A 6-month-old male infant was referred to our institute for evaluation of abnormal eye movements and delayed development. The infant had no breathing abnormality in the neonatal period. He was born after a full-term uncomplicated pregnancy and was the first birth of a non-consanguineous marriage. Neurological examination revealed microcephaly (occipitofrontal circumference 39 cm), pendular nystagmus, tremulous movements of hands on attempt to approach objects, hypotonia and motor mental developmental delay. Fundus and the rest of the systemic examination was normal.
MRI of the brain revealed a deep and wide interpeduncular cistern with dysplastic and thick superior cerebellar peduncles giving the ‘molar tooth’ appearance in the axial images (figure 1A). The fourth ventricle was wide with a deformed roof and an anteriorly convex floor appearing as a bat-wing (figure 1B). The cerebellar hemispheres appeared to come together with the midline being separated by a thin sagittal cleft due to dysgenesis of the vermis known as ‘buttock sign’ (figure 1B). T1-weighted sagittal image showed dilated fourth ventricle with rounding of the roof; thick superior cerebellar peduncles oriented almost at right angles to the posterior surface of the brain stem (figure 1C,D). The foramen of Magendie was wide with an enlarged cisterna magna (figure 1C). There was hypoplasia of the corpus callosum and cortical atrophy along with prominence of the extra-axial cerebrospinal space predominantly in the region of the frontal lobes (figure 1C). Abdominal organs were evaluated as normal with ultrasonographic examination. All these findings were in consonance with Joubert syndrome type 1.

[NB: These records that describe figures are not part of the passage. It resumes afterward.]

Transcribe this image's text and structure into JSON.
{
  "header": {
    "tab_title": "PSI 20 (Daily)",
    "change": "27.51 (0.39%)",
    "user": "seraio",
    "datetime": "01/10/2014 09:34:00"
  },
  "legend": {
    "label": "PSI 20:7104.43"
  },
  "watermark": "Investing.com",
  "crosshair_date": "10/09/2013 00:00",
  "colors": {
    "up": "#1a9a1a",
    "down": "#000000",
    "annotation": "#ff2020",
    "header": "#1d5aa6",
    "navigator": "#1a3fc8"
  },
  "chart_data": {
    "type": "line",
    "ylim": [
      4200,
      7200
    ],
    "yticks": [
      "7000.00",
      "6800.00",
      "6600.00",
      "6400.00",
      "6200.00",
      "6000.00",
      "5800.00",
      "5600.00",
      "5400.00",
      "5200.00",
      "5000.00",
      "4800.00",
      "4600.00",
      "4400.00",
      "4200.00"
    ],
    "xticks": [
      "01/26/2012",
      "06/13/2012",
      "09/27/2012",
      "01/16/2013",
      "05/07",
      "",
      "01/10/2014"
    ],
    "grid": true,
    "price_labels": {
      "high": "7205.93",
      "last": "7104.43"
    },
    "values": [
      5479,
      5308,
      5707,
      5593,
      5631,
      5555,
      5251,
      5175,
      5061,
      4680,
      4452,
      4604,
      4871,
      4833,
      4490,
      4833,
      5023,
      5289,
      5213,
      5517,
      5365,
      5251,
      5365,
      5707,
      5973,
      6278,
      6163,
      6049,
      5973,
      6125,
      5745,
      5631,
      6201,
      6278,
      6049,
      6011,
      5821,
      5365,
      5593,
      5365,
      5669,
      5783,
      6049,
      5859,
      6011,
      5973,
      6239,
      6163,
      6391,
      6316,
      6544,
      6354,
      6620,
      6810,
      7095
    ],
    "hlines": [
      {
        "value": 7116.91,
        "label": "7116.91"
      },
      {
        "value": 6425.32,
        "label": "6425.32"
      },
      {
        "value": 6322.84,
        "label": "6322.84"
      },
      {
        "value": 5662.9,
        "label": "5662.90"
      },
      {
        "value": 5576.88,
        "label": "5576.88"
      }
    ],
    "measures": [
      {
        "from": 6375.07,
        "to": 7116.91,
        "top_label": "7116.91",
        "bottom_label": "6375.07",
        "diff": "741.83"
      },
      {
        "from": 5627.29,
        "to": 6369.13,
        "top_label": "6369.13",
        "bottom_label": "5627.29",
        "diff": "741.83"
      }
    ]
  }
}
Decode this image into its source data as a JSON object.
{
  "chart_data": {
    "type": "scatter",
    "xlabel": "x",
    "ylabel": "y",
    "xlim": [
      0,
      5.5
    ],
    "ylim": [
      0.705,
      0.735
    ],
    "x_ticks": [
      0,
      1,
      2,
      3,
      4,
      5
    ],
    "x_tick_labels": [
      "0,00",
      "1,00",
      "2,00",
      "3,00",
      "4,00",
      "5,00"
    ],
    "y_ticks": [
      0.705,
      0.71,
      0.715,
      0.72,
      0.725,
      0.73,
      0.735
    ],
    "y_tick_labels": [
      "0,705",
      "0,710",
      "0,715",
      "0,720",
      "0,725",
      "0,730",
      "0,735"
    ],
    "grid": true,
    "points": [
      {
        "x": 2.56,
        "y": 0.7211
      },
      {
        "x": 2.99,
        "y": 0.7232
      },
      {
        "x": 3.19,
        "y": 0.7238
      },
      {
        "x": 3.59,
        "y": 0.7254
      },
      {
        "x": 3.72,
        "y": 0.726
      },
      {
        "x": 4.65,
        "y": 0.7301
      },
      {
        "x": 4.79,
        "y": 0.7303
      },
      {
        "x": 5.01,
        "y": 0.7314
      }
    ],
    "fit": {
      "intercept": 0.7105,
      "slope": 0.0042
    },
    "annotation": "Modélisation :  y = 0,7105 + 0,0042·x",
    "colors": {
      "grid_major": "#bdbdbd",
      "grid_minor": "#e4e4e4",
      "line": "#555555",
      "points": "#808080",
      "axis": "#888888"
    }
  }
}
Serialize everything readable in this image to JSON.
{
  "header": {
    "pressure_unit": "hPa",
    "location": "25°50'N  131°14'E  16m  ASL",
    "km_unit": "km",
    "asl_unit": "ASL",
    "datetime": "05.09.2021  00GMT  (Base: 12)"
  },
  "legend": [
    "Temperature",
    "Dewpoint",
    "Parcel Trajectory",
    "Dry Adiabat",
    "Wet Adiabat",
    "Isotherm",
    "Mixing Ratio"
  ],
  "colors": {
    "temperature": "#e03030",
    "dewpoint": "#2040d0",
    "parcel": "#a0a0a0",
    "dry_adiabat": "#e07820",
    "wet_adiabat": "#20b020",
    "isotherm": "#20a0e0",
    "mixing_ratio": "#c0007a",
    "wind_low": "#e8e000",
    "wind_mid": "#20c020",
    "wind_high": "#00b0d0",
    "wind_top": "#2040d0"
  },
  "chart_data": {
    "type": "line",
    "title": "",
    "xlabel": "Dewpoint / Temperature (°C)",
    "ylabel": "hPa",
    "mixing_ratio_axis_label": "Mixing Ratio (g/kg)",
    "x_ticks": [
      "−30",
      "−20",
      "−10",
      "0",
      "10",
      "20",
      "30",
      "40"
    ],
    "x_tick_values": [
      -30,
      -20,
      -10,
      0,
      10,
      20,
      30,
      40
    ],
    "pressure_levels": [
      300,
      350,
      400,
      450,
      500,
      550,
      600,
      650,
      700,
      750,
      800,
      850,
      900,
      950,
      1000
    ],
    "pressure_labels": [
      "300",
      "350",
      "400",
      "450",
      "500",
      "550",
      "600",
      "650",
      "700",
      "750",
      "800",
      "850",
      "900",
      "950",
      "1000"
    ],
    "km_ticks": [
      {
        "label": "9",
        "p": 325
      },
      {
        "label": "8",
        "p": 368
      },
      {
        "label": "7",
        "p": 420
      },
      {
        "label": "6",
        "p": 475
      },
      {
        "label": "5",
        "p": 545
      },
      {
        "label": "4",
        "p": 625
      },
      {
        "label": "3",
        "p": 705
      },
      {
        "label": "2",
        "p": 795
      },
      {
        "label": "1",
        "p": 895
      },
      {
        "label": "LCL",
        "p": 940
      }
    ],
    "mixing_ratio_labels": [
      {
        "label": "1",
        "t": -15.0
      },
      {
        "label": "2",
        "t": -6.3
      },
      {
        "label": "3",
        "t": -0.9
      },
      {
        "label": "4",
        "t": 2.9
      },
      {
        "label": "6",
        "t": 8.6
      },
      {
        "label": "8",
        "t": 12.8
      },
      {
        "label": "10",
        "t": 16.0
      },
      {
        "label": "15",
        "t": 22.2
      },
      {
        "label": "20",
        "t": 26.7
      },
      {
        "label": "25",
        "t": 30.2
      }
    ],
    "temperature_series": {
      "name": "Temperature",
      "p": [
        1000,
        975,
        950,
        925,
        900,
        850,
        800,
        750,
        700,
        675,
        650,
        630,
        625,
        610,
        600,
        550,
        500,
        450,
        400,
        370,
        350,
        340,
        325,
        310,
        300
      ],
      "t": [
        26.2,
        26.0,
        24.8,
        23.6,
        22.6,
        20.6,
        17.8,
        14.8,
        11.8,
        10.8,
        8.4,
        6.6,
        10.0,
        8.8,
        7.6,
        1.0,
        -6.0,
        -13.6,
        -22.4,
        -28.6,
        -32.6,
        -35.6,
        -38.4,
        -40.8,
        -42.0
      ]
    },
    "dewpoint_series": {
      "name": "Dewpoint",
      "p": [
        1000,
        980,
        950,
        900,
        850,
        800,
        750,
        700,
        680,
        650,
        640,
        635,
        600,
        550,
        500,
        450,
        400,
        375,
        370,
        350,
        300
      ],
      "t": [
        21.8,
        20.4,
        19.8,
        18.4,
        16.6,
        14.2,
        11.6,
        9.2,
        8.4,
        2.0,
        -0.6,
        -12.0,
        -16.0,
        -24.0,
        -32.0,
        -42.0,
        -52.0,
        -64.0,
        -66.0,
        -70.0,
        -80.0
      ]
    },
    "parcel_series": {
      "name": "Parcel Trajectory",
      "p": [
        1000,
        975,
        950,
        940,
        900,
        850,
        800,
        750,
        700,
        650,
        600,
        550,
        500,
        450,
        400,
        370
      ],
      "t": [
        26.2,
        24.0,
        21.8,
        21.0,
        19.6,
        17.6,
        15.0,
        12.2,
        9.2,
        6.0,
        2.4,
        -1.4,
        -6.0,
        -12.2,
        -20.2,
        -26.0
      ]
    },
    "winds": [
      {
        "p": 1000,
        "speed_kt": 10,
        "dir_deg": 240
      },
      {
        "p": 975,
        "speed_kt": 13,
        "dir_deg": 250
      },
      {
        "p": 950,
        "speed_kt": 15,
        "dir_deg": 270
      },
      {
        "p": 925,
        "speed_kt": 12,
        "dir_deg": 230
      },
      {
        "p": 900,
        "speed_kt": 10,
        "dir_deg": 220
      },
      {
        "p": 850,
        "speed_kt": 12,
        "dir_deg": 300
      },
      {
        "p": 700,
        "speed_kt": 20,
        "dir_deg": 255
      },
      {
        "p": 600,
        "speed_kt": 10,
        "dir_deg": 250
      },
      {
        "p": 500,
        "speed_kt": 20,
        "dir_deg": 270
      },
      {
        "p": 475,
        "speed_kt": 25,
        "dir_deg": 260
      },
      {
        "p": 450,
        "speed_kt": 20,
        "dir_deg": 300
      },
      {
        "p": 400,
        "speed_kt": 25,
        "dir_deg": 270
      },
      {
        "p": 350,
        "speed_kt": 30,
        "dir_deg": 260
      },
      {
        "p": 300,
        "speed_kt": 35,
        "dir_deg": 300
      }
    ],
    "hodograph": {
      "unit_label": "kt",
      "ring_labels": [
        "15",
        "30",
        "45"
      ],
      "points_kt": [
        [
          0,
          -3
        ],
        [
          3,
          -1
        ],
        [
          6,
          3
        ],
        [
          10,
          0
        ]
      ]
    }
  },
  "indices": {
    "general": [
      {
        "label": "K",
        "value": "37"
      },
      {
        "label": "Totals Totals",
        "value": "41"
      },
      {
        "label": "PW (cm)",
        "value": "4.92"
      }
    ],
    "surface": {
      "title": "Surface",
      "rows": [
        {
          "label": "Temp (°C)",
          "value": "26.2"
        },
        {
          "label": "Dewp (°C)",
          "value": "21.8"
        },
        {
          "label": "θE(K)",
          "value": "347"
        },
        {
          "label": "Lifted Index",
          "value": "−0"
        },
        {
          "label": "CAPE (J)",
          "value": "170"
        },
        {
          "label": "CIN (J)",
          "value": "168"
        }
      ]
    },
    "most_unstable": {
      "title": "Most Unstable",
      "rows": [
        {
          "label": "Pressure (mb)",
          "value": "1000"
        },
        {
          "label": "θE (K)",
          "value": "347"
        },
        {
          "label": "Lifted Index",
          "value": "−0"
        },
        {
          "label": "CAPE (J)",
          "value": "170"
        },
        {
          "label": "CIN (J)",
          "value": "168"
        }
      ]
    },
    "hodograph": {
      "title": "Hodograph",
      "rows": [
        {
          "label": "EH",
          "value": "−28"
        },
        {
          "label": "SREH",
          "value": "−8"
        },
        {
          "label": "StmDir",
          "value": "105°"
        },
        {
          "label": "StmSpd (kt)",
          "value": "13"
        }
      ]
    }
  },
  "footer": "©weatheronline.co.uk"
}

Joubert syndrome, an autosomal recessive disorder, is clinically characterised by a constellation of episodic hyperpnoea and apnoea in the neonatal period, ocular abnormalities (oculomotor apraxia and ocular coloboma), truncal ataxia, hypotonia and mental retardation with neuropathological abnormalities of cerebellum and brainstem.1 Based on the presence of retinal dystrophy, Joubert syndrome is classified into two types. Retinal and renal dysplastic changes have been described in type II, which has a worse prognosis.2 Considering the absence of retinal changes, the index case belongs to Joubert syndrome type 1.
The distinctive feature in MRI is molar tooth sign, which has been reported in about 85% patients with Joubert syndrome.3 Moreover, other syndromes with posterior-fossa malformations, including Dekaban-Arima, Senior-Löken and cerebellar vermis hypoplasia/aplasia, oligophrenia, ataxia, coloboma and hepatic fibrosis (COACH), frequently lead to diagnostic dilemmas. Presence of other signs and features on MRI suggestive of Joubert syndrome akin to the index case is noteworthy and further support the radiological diagnosis and aid further management.3 Furthermore, Joubert syndrome may present with variable clinical features especially in early infancy. Therefore, a high index of suspicion and a search for classical neuroimaging findings are essential in the appropriate diagnosis, management and genetic counselling of Joubert syndrome.